Wednesday, 17 February 2010

Push Bottles Up Germans

My father-in-law was editor of The Lancet. Though long retired, he is still a stickler for meaning what you say and saying what you mean. He remembers the Daily Express headline at the time of El Alamein which lacked an all-important comma: “8th Army Push Bottles Up Germans”. Another headline during World War II that made him laugh was “Monty Flies Back to Front”.

Here are some interesting facts about punctuation. In Roman times, writers did not punctuate. “The marking of pauses in a copy of a text was normally left to the initiative of the individual reader who would insert them, or not, according to the degree of difficulty presented by the text, or the extent of his comprehension.” (M B Parkes, 1992). Until approximately the eighth century, writers did not use spaces between words. Until the middle of the nineteenth, punctuation in books was usually determined by the printer rather than by the author.

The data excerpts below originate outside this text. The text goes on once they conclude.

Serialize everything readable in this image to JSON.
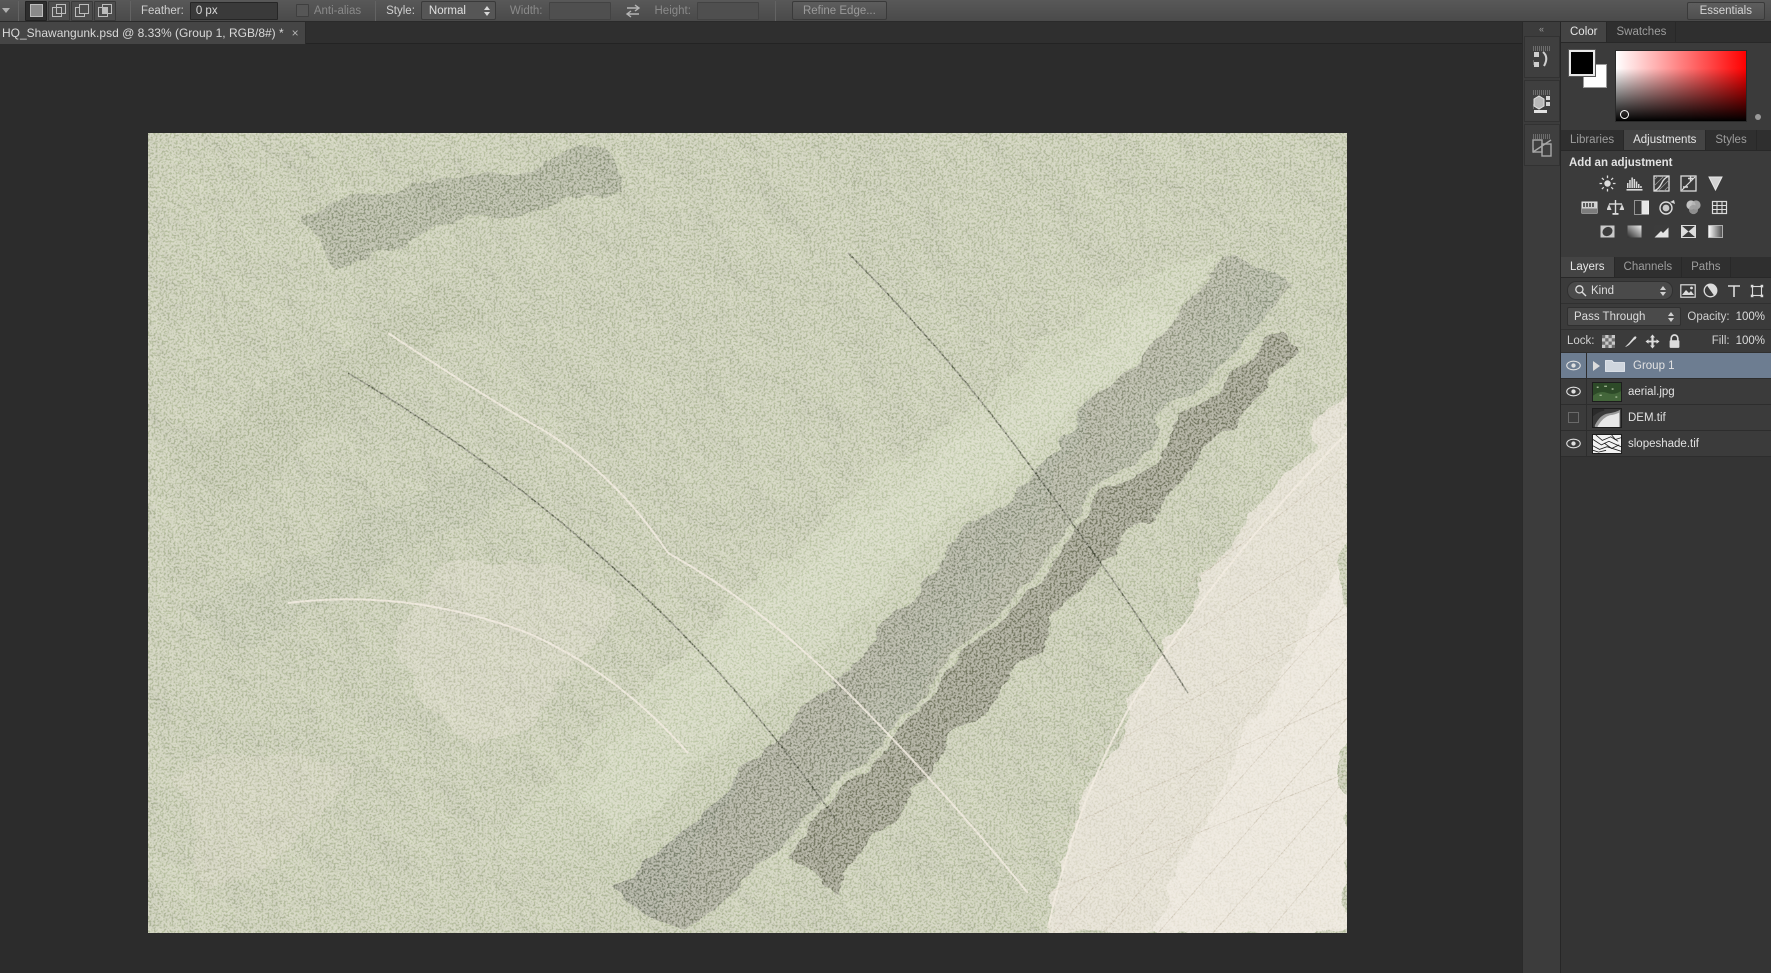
{
  "options_bar": {
    "selection_modes": [
      {
        "name": "new-selection",
        "label": "New selection",
        "active": true
      },
      {
        "name": "add-to-selection",
        "label": "Add to selection",
        "active": false
      },
      {
        "name": "subtract-from-selection",
        "label": "Subtract from selection",
        "active": false
      },
      {
        "name": "intersect-with-selection",
        "label": "Intersect with selection",
        "active": false
      }
    ],
    "feather_label": "Feather:",
    "feather_value": "0 px",
    "antialias_label": "Anti-alias",
    "antialias_checked": false,
    "style_label": "Style:",
    "style_value": "Normal",
    "width_label": "Width:",
    "width_value": "",
    "height_label": "Height:",
    "height_value": "",
    "swap_icon": "swap-arrows-icon",
    "refine_edge_label": "Refine Edge...",
    "workspace_label": "Essentials"
  },
  "document_tab": {
    "title": "HQ_Shawangunk.psd @ 8.33% (Group 1, RGB/8#) *",
    "close_label": "×"
  },
  "canvas": {
    "zoom": "8.33%",
    "image_description": "Shaded-relief aerial composite of the Shawangunk Ridge"
  },
  "rail": {
    "collapse_label": "«",
    "buttons": [
      {
        "name": "history-panel-icon",
        "label": "History"
      },
      {
        "name": "3d-panel-icon",
        "label": "3D"
      },
      {
        "name": "layer-comps-panel-icon",
        "label": "Layer Comps"
      }
    ]
  },
  "color_panel": {
    "tabs": [
      {
        "label": "Color",
        "active": true
      },
      {
        "label": "Swatches",
        "active": false
      }
    ],
    "foreground_color": "#000000",
    "background_color": "#ffffff",
    "ramp_end_color": "#ff0000"
  },
  "adjustments_panel": {
    "tabs": [
      {
        "label": "Libraries",
        "active": false
      },
      {
        "label": "Adjustments",
        "active": true
      },
      {
        "label": "Styles",
        "active": false
      }
    ],
    "heading": "Add an adjustment",
    "rows": [
      [
        {
          "name": "brightness-contrast-icon",
          "label": "Brightness/Contrast"
        },
        {
          "name": "levels-icon",
          "label": "Levels"
        },
        {
          "name": "curves-icon",
          "label": "Curves"
        },
        {
          "name": "exposure-icon",
          "label": "Exposure"
        },
        {
          "name": "vibrance-icon",
          "label": "Vibrance"
        }
      ],
      [
        {
          "name": "hue-saturation-icon",
          "label": "Hue/Saturation"
        },
        {
          "name": "color-balance-icon",
          "label": "Color Balance"
        },
        {
          "name": "black-white-icon",
          "label": "Black & White"
        },
        {
          "name": "photo-filter-icon",
          "label": "Photo Filter"
        },
        {
          "name": "channel-mixer-icon",
          "label": "Channel Mixer"
        },
        {
          "name": "color-lookup-icon",
          "label": "Color Lookup"
        }
      ],
      [
        {
          "name": "invert-icon",
          "label": "Invert"
        },
        {
          "name": "posterize-icon",
          "label": "Posterize"
        },
        {
          "name": "threshold-icon",
          "label": "Threshold"
        },
        {
          "name": "selective-color-icon",
          "label": "Selective Color"
        },
        {
          "name": "gradient-map-icon",
          "label": "Gradient Map"
        }
      ]
    ]
  },
  "layers_panel": {
    "tabs": [
      {
        "label": "Layers",
        "active": true
      },
      {
        "label": "Channels",
        "active": false
      },
      {
        "label": "Paths",
        "active": false
      }
    ],
    "filter_label": "Kind",
    "filter_icons": [
      {
        "name": "filter-pixel-layers-icon",
        "label": "Pixel layers"
      },
      {
        "name": "filter-adjustment-layers-icon",
        "label": "Adjustment layers"
      },
      {
        "name": "filter-type-layers-icon",
        "label": "Type layers"
      },
      {
        "name": "filter-shape-layers-icon",
        "label": "Shape layers"
      }
    ],
    "blend_mode": "Pass Through",
    "opacity_label": "Opacity:",
    "opacity_value": "100%",
    "lock_label": "Lock:",
    "lock_icons": [
      {
        "name": "lock-transparent-pixels-icon",
        "label": "Lock transparent pixels"
      },
      {
        "name": "lock-image-pixels-icon",
        "label": "Lock image pixels"
      },
      {
        "name": "lock-position-icon",
        "label": "Lock position"
      },
      {
        "name": "lock-all-icon",
        "label": "Lock all"
      }
    ],
    "fill_label": "Fill:",
    "fill_value": "100%",
    "layers": [
      {
        "name": "Group 1",
        "type": "group",
        "visible": true,
        "selected": true,
        "expanded": false
      },
      {
        "name": "aerial.jpg",
        "type": "image",
        "visible": true,
        "selected": false
      },
      {
        "name": "DEM.tif",
        "type": "image",
        "visible": false,
        "selected": false
      },
      {
        "name": "slopeshade.tif",
        "type": "image",
        "visible": true,
        "selected": false
      }
    ],
    "selection_color": "#6d7d91"
  }
}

I have my own favourite sentences with missing commas (or hyphens) like this one at a safari park: “Elephants Please Stay in Your Car” or “Sheep rustling in the hills”. Apostrophes are also something that need to be used correctly. A vegetarian cafĂ© advertised goat cheese salad on its menu. Its ingredients included “tomatoes, onions, goats, cheese.” Spot the missing apostrophe and superfluous comma! Edgar Allan Poe was right: “The writer who neglects punctuation, or mispunctuates, is liable to be misunderstood . . . For the want of merely a comma, it often occurs that an axiom appears a paradox, or that a sarcasm is converted into a sermonoid.”  

Then there are those wonderful mistranslations such as this one seen in a Moscow hotel: “You are welcome to visit the cemetery where famous Russian and Soviet composers, artists and writers are buried daily except Thursday.” Or this one at a tailor shop in Rhodes: “Order your summer suit. Because is big rush we will execute customers in strict rotation”. Or this photograph of a Korean sign with its hilariously accurate, but unintended, English translation: “For Restrooms, Go back toward your behind.” Tautology or what?